Est-il possible de demander aux collègues de cumuler présentiel et distanciel une fois mon établissement rouvert ? Notre chef d’établissement nous dit que si notre service en présentiel n’est pas complet, nous devons le compléter en distanciel, en citant un texte officiel ...
NON.
Dans la perspective du déconfinement et de la réouverture prévue des établissements scolaires, JM Blanquer avait lui-même reconnu qu’il était exclu de cumuler présentiel et distanciel, dans la vidéo diffusée le 1er mai (« rendez-vous des parents »)

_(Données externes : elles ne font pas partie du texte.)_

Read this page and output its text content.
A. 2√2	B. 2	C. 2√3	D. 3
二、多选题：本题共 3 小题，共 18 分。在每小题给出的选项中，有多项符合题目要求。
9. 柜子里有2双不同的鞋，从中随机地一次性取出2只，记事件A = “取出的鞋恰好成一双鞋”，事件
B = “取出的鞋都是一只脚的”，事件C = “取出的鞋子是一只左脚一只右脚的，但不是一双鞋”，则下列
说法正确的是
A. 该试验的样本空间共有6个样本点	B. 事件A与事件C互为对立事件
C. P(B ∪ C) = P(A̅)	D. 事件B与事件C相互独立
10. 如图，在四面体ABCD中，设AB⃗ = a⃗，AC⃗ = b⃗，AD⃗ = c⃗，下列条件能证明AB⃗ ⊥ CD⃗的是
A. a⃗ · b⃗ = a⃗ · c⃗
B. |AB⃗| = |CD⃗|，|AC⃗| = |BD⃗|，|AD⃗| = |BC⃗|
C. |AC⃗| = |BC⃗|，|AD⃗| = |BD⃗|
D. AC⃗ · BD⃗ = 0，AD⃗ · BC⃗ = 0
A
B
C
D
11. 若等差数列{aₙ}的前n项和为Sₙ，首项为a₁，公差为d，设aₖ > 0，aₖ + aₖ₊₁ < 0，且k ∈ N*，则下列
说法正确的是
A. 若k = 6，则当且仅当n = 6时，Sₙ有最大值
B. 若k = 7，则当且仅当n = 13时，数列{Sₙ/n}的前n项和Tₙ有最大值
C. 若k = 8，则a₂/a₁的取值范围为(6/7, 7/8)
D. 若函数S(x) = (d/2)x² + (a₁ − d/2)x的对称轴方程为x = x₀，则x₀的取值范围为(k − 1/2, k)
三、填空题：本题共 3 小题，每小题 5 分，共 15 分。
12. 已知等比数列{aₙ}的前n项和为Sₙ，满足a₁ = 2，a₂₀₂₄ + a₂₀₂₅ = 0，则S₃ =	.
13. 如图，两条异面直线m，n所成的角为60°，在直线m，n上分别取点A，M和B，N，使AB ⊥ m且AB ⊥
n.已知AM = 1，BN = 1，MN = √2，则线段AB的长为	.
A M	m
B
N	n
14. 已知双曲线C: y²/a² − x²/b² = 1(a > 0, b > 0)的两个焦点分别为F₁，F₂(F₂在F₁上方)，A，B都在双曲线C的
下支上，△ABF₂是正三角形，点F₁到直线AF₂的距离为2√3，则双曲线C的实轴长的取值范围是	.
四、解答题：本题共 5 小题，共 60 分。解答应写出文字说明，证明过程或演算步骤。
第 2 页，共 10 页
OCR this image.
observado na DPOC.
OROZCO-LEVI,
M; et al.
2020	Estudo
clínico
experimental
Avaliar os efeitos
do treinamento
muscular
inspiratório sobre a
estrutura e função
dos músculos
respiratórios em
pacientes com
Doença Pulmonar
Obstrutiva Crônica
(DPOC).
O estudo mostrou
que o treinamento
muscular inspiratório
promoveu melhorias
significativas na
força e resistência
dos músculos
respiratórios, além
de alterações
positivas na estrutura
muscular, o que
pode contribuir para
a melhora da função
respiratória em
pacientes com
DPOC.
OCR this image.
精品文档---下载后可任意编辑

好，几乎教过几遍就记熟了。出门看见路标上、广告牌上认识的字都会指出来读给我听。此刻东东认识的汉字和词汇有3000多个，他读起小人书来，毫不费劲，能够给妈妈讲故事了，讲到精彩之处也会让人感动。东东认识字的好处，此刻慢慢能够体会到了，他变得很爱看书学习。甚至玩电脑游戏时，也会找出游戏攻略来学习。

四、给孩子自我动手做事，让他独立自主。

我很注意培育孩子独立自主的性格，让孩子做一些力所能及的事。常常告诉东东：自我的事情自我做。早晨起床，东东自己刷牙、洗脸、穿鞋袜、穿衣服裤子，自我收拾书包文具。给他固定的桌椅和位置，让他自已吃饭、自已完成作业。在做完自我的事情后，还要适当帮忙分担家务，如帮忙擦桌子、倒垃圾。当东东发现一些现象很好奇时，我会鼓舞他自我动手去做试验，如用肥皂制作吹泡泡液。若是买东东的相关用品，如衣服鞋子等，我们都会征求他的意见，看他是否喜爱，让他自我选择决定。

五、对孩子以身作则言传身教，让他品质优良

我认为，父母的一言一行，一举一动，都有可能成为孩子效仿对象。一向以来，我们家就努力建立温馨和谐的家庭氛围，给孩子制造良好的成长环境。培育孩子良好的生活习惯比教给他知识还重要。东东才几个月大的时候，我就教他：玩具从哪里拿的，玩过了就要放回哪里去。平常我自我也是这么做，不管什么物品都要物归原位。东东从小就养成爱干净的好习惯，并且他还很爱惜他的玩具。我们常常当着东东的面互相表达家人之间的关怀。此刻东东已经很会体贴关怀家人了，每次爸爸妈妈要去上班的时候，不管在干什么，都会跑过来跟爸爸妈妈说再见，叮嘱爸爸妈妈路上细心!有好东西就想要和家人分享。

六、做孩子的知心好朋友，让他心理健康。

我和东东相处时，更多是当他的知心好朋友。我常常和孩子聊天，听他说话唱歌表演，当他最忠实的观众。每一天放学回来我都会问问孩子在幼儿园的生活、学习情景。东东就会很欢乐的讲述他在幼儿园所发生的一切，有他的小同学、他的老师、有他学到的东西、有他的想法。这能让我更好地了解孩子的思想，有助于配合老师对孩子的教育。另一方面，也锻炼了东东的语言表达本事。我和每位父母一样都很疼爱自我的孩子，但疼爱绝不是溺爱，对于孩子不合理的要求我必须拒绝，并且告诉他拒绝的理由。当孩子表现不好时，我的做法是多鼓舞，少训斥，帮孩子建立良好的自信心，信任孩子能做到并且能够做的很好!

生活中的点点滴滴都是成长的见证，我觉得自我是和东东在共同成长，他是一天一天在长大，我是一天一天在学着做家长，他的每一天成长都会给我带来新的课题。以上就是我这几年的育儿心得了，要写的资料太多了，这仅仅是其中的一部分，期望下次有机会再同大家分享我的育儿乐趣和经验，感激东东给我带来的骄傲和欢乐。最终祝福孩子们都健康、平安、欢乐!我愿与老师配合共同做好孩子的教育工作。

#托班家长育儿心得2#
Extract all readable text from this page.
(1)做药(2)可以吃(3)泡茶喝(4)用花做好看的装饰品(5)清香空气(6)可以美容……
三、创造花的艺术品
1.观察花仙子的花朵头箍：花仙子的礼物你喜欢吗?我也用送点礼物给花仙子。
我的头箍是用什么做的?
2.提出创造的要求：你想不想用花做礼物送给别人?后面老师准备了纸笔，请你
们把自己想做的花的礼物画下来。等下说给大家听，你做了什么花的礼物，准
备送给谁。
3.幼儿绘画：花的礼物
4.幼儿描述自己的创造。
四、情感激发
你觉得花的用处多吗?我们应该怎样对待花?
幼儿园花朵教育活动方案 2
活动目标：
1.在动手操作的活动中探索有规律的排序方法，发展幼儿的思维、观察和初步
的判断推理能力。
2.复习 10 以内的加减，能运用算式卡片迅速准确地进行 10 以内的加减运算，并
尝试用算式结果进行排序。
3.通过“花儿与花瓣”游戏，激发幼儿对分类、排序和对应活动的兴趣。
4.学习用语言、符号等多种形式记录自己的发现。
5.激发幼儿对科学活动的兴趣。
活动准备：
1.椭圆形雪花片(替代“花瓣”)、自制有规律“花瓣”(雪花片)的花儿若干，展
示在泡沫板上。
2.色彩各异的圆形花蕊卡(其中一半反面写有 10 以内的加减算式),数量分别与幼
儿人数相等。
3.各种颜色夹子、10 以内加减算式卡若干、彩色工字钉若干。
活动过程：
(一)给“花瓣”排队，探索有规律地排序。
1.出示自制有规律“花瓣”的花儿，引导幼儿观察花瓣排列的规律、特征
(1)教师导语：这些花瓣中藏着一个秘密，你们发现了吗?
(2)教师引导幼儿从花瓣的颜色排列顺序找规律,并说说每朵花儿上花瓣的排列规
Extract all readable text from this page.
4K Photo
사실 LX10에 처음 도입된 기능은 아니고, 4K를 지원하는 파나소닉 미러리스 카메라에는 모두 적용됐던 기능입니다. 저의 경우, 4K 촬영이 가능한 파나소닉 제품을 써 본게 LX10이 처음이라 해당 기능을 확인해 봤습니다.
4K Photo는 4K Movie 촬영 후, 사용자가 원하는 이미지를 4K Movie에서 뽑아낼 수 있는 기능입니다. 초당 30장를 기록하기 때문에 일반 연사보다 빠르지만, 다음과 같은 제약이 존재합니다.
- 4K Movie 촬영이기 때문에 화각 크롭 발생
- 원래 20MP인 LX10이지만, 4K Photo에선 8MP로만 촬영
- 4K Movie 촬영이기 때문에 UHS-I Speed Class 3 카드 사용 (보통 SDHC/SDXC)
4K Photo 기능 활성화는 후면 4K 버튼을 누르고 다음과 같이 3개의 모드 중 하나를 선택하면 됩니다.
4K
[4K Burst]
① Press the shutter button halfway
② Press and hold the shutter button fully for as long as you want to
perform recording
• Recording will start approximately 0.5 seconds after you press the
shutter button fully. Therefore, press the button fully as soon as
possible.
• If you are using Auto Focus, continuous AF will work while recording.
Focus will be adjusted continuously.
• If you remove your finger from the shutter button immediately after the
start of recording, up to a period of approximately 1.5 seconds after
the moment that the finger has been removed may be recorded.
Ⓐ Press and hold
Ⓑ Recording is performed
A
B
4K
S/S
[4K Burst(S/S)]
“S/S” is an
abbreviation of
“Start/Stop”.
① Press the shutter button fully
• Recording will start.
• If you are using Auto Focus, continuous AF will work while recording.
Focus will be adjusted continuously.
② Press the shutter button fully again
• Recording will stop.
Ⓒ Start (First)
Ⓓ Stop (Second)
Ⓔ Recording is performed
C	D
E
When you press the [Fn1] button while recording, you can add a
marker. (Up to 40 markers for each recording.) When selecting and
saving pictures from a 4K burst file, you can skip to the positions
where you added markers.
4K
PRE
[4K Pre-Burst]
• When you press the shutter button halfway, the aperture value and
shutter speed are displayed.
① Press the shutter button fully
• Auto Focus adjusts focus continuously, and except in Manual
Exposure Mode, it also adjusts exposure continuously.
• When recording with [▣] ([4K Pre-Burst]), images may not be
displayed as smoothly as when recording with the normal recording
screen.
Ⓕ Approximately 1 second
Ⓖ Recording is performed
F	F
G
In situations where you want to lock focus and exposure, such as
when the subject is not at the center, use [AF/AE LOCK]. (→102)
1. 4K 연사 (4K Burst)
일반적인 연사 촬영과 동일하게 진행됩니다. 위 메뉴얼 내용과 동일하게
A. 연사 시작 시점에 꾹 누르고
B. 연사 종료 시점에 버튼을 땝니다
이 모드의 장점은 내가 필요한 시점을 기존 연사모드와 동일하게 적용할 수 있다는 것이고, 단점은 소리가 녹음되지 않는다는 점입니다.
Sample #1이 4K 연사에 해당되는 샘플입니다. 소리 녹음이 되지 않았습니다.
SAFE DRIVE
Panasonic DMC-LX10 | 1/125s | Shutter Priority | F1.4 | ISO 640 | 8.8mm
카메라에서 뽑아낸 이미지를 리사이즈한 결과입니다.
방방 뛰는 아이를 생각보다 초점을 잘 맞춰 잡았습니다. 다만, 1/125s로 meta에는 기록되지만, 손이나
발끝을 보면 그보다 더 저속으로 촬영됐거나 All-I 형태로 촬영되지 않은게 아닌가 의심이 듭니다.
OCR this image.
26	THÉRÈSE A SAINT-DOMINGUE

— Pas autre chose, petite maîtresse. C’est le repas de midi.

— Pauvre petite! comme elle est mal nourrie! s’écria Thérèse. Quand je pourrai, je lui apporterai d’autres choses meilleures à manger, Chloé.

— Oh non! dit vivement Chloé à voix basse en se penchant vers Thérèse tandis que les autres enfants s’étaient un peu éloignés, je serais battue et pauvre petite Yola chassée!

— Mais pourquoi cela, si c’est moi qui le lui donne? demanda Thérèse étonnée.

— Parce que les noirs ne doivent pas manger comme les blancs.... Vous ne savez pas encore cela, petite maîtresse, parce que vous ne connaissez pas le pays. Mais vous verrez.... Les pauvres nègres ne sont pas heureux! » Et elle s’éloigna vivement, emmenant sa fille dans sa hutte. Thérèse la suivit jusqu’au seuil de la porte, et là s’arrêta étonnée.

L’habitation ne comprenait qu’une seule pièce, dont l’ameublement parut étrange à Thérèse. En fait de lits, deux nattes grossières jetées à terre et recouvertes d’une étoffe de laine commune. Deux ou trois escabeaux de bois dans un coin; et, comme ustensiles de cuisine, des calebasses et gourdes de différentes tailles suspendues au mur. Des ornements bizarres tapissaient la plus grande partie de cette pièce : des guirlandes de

« un professeur est forcément dans une des deux situations mais pas les deux à la fois, soit il est en présence des élèves, soit il est chez lui, ou chez elle, à domicile, en situation de travailler à distance avec les élèves. Cela ne peut pas être les deux à la fois, et cela sera dit très clairement dans les documents de préparation de reprise des cours ».
D’ailleurs, cette impossibilité de cumuler a été confirmée par la circulaire de réouverture du 4-5-2020 :


 > la première phrase concerne les agents disponibles pour le retour sur site, qui peuvent assurer un service complet devant élèves.
 > la seconde phrase concerne les agents non disponibles qui peuvent recourir au travail à distance.
Ainsi,
 la circulaire ne donne aucune consigne pour les collègues qui sont disponibles et ne pourraient assurer un service complet devant élèves. On ne peut donc l’invoquer pour imposer un « enseignement à distance » puisqu’elle ne le dit pas.
 pour ces collègues « entre-deux », dont le maximum de service n’est pas atteint, et pour lesquels les modalités de travail à distance relèvent de leur autonomie professionnelle, le chef d’établissement doit se borner à mettre en oeuvre les choix pédagogiques : accès au réseau, coordination, etc.
D’ailleurs, le ministre lui même a rappelé, lors des annonces du 28 mai (en vidéo ICI), que l’instruction était obligatoire, et que l’on devait « soit aller à l’école, soit être dans un lien avec l’école à distance », ce qui correspond à la circulaire, et signifie que l’ensemble des établissements rouvrant en zone verte, les élèves avaient vocation à y retourner.
Et ceci y compris en lycée, où le ministre évoque des « entretiens individuels » qui amèneraient, même ponctuellement, les élèves à retourner dans l’établissement au nom de ce « lien ».
Personne n’est dupe sur l’affichage du ministre, mais sur le fond, ses propos confirme l’impossibilité d’exiger le cumul présentiel / distanciel.

- Dans mon établissement, un seul niveau est appelé à reprendre à partir du 2 juin, alors que j’enseigne aussi sur d’autres niveaux que peut-on m’imposer ?
Pour le ou les niveaux et classes qui seront accueillies dans l’établissement, même si les élèves ne peuvent bénéficier de leur horaire habituel en raison de la pandémie, tu n’es tenu.e qu’à prendre en charge tes classes, mêmes largement incomplètes, conformément au nombre d’heures et aux classes qui figurent sur ta VS.
Tu n’es tenu.e qu’à la tenue du cahier de texte dès lors que les cours auront repris, pour les classes prises en charge « en présentiel ».
Pour les niveaux et classes qui ne seraient pas accueillies, bien que ton emploi du temps ne soit pas « complet », on ne peut rien t’imposer. D’une part, parce que le chef de service ne peut qu’organiser notre service en présentiel, conformément au décret du 20 août 2014. Le distanciel ne fait pas partie de nos missions, nous ne l’assurons que par conscience professionnelle. D’autre part parce qu’il n’existe pas de « minimum de service ».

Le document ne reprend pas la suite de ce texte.